Sah! – Upaya membangun kesadaran hukum terkait urgensi mensertifikatkan tanahnya guna menghindari terjadinya tumpang tindih sertifikat kepemilikan tanah.
Mengingat, permasalahan hak kepemilikan tanah terkait saling klaim tanah waris atau tanah adat kerap terjadi di masyarakat dan terbilang rumit.
Sertifikat merupakan tanda bukti yang diberikan kepada pemegang hak. Dan untuk mensertifikatkan tanahnya dapat dilakukan melalui program Pendaftaran Tanah Sistematis Lengkap (PTSL).
Sertifikat hak atas tanah tentu sangat penting di masa sekarang dan akan datang, karena sebagai jaminan kepastian hukum bagi masyarakat yang memiliki tanah.

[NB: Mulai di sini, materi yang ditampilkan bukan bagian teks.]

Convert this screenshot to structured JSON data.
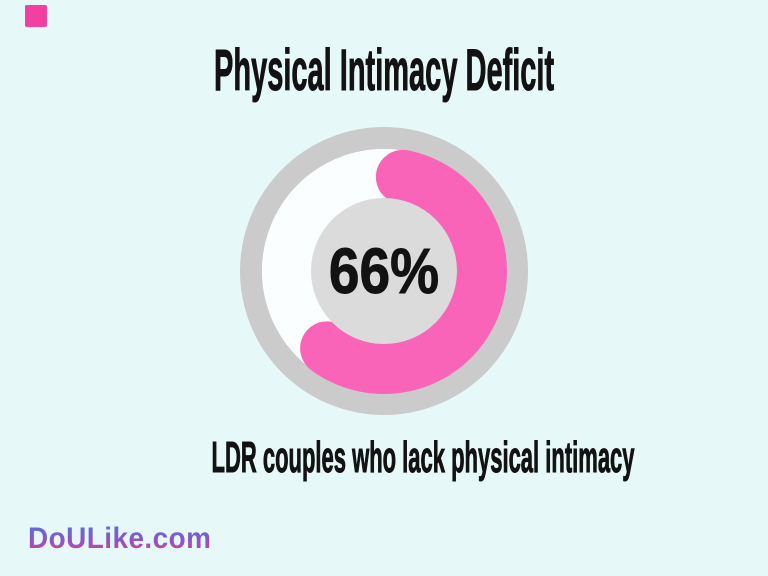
{
  "title": "Physical Intimacy Deficit",
  "caption": "LDR couples who lack physical intimacy",
  "brand": "DoULike.com",
  "chart_data": {
    "type": "donut",
    "title": "Physical Intimacy Deficit",
    "categories": [
      "LDR couples who lack physical intimacy"
    ],
    "values": [
      66
    ],
    "center_label": "66%",
    "start_angle_deg": -5,
    "direction": "clockwise",
    "legend": "none"
  },
  "colors": {
    "background": "#E6F9F8",
    "arc_pink": "#FA64B8",
    "track_ring": "#CBCBCB",
    "center_disc": "#DBDBDB",
    "donut_inner_bg": "#FBFEFE",
    "text": "#121212",
    "corner_square": "#F23FA2",
    "logo_gradient_top": "#4E76DC",
    "logo_gradient_bottom": "#DE3D9E"
  }
}
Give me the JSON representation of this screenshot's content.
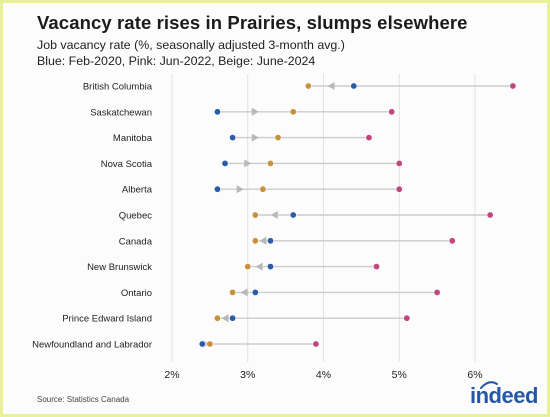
{
  "header": {
    "title": "Vacancy rate rises in Prairies, slumps elsewhere",
    "subtitle_line1": "Job vacancy rate (%, seasonally adjusted 3-month avg.)",
    "subtitle_line2": "Blue: Feb-2020, Pink: Jun-2022, Beige: June-2024"
  },
  "footer": {
    "source": "Source: Statistics Canada",
    "logo_text": "indeed"
  },
  "colors": {
    "blue": "#2a5ca8",
    "pink": "#c2467f",
    "beige": "#c8913e",
    "connector": "#cccccc",
    "arrow": "#b8b8b8",
    "grid": "#e2e2e2"
  },
  "chart_data": {
    "type": "dot-range",
    "title": "Vacancy rate rises in Prairies, slumps elsewhere",
    "subtitle": "Job vacancy rate (%, seasonally adjusted 3-month avg.)",
    "xlim": [
      2,
      6
    ],
    "x_ticks": [
      2,
      3,
      4,
      5,
      6
    ],
    "x_tick_labels": [
      "2%",
      "3%",
      "4%",
      "5%",
      "6%"
    ],
    "grid": true,
    "categories": [
      "British Columbia",
      "Saskatchewan",
      "Manitoba",
      "Nova Scotia",
      "Alberta",
      "Quebec",
      "Canada",
      "New Brunswick",
      "Ontario",
      "Prince Edward Island",
      "Newfoundland and Labrador"
    ],
    "series": [
      {
        "name": "Feb-2020",
        "color": "#2a5ca8",
        "values": [
          4.4,
          2.6,
          2.8,
          2.7,
          2.6,
          3.6,
          3.3,
          3.3,
          3.1,
          2.8,
          2.4
        ]
      },
      {
        "name": "Jun-2022",
        "color": "#c2467f",
        "values": [
          6.5,
          4.9,
          4.6,
          5.0,
          5.0,
          6.2,
          5.7,
          4.7,
          5.5,
          5.1,
          3.9
        ]
      },
      {
        "name": "June-2024",
        "color": "#c8913e",
        "values": [
          3.8,
          3.6,
          3.4,
          3.3,
          3.2,
          3.1,
          3.1,
          3.0,
          2.8,
          2.6,
          2.5
        ]
      }
    ]
  }
}
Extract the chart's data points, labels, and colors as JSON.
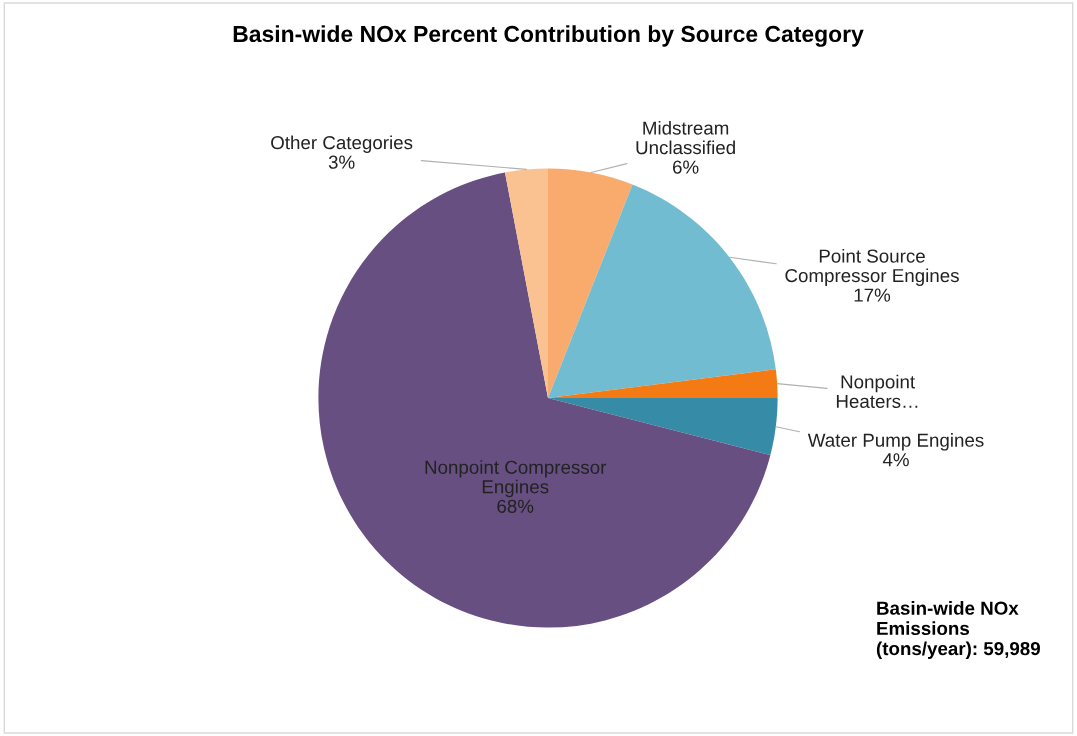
{
  "chart_data": {
    "type": "pie",
    "title": "Basin-wide NOx Percent Contribution by Source Category",
    "categories": [
      "Midstream\nUnclassified",
      "Point Source\nCompressor Engines",
      "Nonpoint\nHeaters…",
      "Water Pump Engines",
      "Nonpoint Compressor\nEngines",
      "Other Categories"
    ],
    "values": [
      6,
      17,
      2,
      4,
      68,
      3
    ],
    "value_labels": [
      "6%",
      "17%",
      null,
      "4%",
      "68%",
      "3%"
    ],
    "colors": [
      "#f8ab6c",
      "#72bcd1",
      "#f47b14",
      "#368ca6",
      "#674f82",
      "#fac191"
    ],
    "annotations": [
      "Basin-wide NOx\nEmissions\n(tons/year): 59,989"
    ],
    "legend": false
  }
}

Dengan disahkannya Undang-Undang Pokok Agraria (UUPA) melalui Undang-Undang Nomor 5 Tahun 1960 tentang Peraturan Dasar Pokok-Pokok Agraria secara tegas memberikan dasar dalam mewujudkan kepastian hukum dan perlindungan hukum bagi seluruh rakyat Indonesia, yaitu dengan menyelenggarakan pendaftaran tanah guna memberikan jaminan kepastian hukum di bidang pertanahan, dengan tujuan lain adalah untuk terciptanya tertib administrasi pertanahan.
Salah satu sertifikat atau bukti kepemilikan tanah yang umumnya dimiliki masyarakat pada zaman dahulu yaitu disebut letter C atau SPPT PBB yang kedudukannya di hadapan hukum hanya sebagai bukti pembayaran pajak saja.
Jadi apakah bukti pembayaran pajak maupun SPPT PBB dapat dijadikan sebagai alat bukti kepemilikan hak atas tanah? Jawabannya adalah tidak.
Merujuk pada Peraturan Pemerintah nomor 24 tahun 1997 tentang Pendaftaran Tanah, Sertifikat merupakan alat bukti yang bersifat kuat. Dan hanya sertifikat yang diakui oleh undang-undang sebagai alat bukti kepemilikan tanah yang sah (Pasal 32 ayat 1).
Alat bukti kepemilikan yang diakui keabsahan hukumnya yaitu akta otentik yang merupakan akta yang dibuat oleh dan dihadapan oleh Pejabat Pembuat Akta Tanah (PPAT).